Resources for 常用漢字表. Thursday 28 July 2016

Leonardo F.S. Boiko’s post Jōyō kanji variants: The curious case of 叱 and 𠮟 is among other things an interesting discussion of the acknowledgement of variants of characters in the 常用漢字表). It also pointed me to a project he is working on:


Might be useful for dealing both with the latest 常用漢字 and their variants. The output folder contains lists that his script generates (from the official 常用漢字表 that is in PDF).

However, the post also explained that Unicode has embraced a method to hard code local variants of characters that have been unified earlier (that for a long time to come won’t be supported by any software no doubt). It’s amazing that after so many years Unicode gets a kind of after the fact fix for the controversial choices made in the unification. I’m not sure what to think about it.

Currently search engines seem to unify even not-unified characters like 圧/壓. Example for Google using 外壓:

If I want to search for 外壓 only, excluding 外圧, I have to choose a language in the advanced search options page.
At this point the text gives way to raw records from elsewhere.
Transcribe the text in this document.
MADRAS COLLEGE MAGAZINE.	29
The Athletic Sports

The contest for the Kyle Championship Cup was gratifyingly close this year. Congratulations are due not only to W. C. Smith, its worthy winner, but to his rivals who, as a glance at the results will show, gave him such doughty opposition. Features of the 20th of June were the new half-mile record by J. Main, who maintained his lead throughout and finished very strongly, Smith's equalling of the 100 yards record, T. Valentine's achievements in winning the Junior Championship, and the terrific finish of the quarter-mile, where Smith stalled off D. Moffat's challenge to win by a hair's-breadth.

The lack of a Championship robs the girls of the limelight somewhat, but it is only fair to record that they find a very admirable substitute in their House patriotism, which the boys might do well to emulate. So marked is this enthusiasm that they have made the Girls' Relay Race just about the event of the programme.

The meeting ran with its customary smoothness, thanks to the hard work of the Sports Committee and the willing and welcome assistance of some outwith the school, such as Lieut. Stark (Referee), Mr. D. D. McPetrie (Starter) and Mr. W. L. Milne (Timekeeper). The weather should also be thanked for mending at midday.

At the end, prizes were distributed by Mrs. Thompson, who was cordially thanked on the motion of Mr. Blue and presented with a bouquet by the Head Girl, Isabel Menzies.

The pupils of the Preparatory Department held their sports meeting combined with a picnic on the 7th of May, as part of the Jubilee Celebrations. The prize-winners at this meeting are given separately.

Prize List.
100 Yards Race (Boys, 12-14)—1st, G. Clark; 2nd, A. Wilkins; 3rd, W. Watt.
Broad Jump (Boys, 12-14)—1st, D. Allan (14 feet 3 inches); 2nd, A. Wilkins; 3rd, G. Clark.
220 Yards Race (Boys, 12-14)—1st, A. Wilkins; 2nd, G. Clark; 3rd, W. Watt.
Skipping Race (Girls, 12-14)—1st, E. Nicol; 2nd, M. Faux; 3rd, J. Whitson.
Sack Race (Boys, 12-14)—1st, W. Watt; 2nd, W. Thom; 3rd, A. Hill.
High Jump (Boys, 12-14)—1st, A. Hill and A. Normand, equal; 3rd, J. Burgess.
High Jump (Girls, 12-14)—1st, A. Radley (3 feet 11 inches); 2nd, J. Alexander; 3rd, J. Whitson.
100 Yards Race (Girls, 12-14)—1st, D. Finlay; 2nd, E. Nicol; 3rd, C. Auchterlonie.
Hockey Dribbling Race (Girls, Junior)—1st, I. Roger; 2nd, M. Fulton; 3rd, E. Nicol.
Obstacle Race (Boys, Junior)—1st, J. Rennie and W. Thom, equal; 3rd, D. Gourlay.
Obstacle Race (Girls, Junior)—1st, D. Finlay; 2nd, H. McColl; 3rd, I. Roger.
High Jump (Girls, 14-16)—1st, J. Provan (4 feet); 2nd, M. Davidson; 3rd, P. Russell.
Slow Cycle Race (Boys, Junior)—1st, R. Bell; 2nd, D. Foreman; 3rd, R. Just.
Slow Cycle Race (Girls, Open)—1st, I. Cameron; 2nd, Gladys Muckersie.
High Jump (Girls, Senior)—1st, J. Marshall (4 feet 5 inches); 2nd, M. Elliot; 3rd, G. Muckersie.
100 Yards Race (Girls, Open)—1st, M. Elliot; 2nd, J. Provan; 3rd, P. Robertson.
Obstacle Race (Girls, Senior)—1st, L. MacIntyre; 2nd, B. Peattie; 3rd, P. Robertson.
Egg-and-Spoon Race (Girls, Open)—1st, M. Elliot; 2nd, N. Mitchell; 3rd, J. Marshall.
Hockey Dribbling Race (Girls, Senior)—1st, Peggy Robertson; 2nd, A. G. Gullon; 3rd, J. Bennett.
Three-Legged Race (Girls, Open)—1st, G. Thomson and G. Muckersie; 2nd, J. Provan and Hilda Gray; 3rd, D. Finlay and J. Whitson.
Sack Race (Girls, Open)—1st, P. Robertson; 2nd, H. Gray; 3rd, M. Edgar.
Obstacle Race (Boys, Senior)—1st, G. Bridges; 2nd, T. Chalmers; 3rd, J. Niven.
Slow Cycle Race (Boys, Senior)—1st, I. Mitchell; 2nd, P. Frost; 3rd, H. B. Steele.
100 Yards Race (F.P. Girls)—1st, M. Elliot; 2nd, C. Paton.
Which is a workable solution.

Currently I’ve ‘unified’ the characters with separate code points for old words in entries of 日蘭辭典, just like Google, but not for modern entries. (I did use a universal solution earlier, but it was a bit slow, so I removed the code. I lack real programming skills.)

Will I update www.jiten.nl, when the new options come available? Maybe, if I’m still around then, and really bored.